Israel Film Festival Review: Chametz & Lenin In October

6 Jun
2011

By Eszter Margit

The made for television short Chametz, directed by Alon Levi, won the Best Television Drama Film award at the Haifa International Film Festival in 2010. Chametz follows 15-year-old Ayala (Noa Kashi) as she returns from boarding school to help her mother (Reymond Amsalem) prepare for Passover. There she discovers the real reason her mother has kept her away despite her protestations, a very handsome, sweet man named Eitan (Alon Leshem) who mom has secretly been dating. Eitan tells Ayala about his plan to ask her mother to marry him at the Seder, and they slip away to secretly buy a ring. As Ayala tries on the rings in her mother’s stead, a bond forms with Eitan. She gets a glimpse into womanhood that is dissolved when the vendor asks her ‘father’ to buy ‘his daughter’ a nice bracelet for the holiday. The turbulence of the teenage girls’ blossoming feelings is portrayed with elegance as she falls for the handsome man. Ayala is torn between competing with her mother for a lover and still wanting to be mommy’s little girl.
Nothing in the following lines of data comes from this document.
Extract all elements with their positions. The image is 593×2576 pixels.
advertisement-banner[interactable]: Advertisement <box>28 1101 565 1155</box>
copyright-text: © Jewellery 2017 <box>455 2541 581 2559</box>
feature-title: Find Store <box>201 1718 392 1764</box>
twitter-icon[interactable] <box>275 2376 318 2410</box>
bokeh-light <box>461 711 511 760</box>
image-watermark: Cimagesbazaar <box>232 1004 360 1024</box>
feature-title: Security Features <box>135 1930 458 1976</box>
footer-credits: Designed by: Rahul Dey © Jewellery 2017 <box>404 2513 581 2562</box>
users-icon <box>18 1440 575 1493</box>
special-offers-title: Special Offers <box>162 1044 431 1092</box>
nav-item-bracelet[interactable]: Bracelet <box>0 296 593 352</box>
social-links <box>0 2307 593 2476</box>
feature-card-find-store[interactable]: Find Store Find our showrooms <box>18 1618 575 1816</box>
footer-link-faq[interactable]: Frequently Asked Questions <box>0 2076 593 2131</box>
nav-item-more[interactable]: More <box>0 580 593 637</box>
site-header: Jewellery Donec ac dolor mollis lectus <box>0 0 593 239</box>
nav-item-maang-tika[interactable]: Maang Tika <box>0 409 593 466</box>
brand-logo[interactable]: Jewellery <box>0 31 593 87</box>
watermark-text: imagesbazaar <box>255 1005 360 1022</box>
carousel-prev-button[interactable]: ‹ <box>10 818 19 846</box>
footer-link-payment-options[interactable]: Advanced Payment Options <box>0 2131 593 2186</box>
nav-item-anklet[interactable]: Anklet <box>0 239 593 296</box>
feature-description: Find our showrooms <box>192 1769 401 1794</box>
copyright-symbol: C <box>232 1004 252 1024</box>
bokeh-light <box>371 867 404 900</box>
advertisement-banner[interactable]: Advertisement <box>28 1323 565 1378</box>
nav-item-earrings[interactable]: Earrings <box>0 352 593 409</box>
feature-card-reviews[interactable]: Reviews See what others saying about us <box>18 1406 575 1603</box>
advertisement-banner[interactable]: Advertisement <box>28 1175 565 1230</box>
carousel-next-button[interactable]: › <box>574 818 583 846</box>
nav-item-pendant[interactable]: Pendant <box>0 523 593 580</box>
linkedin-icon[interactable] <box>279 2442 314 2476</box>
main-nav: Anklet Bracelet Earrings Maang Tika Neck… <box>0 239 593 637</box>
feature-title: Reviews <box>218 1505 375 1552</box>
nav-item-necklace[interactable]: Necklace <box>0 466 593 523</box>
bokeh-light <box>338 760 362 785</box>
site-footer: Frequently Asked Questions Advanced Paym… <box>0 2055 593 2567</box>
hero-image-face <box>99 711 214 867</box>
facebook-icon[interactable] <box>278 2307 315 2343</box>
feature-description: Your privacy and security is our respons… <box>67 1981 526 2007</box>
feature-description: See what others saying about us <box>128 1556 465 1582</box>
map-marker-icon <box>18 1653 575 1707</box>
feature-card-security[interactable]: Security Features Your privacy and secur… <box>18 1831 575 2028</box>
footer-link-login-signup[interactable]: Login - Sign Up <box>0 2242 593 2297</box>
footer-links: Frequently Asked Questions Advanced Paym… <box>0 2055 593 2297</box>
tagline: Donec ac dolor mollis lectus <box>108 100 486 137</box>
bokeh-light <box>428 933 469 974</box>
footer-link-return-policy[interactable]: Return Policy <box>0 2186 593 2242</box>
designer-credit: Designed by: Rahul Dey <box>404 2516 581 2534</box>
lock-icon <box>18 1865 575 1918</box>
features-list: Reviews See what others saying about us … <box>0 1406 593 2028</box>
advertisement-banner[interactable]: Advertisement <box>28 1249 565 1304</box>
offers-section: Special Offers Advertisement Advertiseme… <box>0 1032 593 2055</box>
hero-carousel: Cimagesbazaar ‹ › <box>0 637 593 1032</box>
While the camerawork is first-rate, the film manages to grab your attention with its use of sound. The film gives a strong perspective with by using a female voice that is reminiscent of a teenage girl’s whisper of desire. Like a soft voice, we see only repressed emotions, tamed into day-dreams for Ayala. It addresses a taboo but fascinating topic: how a girl’s sexuality stirs up in a community where modesty is such an important issue. When a shirt’s top button cannot be loosened when someone is hot, lipsticks are not allowed even for play with a little sister at home and men and women live in an almost completely separate dimension before marriage, attention from any kind man can be most confusing to a blossoming young lady. Chametz deftly explores whether the orthodox community is repressive or if it is merely one woman’s jealousy.

Lenin in October, another award winning television drama which screened following Chametz depicts another lesser-seen side of Israel: post-Soviet Jews. Evgeny Ruman’s brilliant film starring Vladimir Friedman, Itzchak Peker, Avi Graynik and Alexander Senderovich as “Grisha” is an almost totally male dominated movie, portraying a family of three generations of Russian men living in one home. The title Lenin in October is a reference to a glorified biographical film the soviets produced in 1937 of the same name which depicted Vladimir Lenin as a sympathetic hero. Now, in the twilight of communism, the October of the title takes a new form. Making light of ideological debates that used to be the most important dividing factor within families (and the broader society of course) during Socialism, Lenin puts it all in contrast with 21st century values: family peace, respect, support and actualizing one’s dreams.

When Grisha’s rich uncle dies in Ukraine, he leaves all his money to his beloved nephew to open a restaurant, but there is a catch: a sworn Communist all his life, the uncle decrees that the restaurant must be dedicated to the sacred values of Communism. Grisha’s father had been persecuted by the Communists his whole life and doesn’t want to set foot in the place. Meanwhile, a funny and freaky homeless Communist artist comes off the beach to create a stone bust statue of Lenin (a condition Grisha has to meet on order to receive his inheritance) and tries to convince the staff of the restaurant to rebel against the ‘bourgeois owner’. After the stone statue is broken during the melee, Grisha’s Dad and young son create a colorful, plaster bust of Lenin at home, laughing ideology away. The movie shows a funny side of how ideology can be ridiculous when brought to extremes and has to face reality.
 
Patrícia Eszter Margit is an author, cultural critic, journalist, sociologist and community organizer originally from Hungary. Her writings have appeared in the Jewish Telegraphic Agency, Jerusalem Report, Nepszabadsag (the largest Hungarian daily), Szombat (Hungarian Jewish cultural magazine), and Marie Claire magazine. She is the author of The Jewish Bride, a bestseller published in Hungary in 2009. Eszter now lives in New York where she became a Jewish bride herself.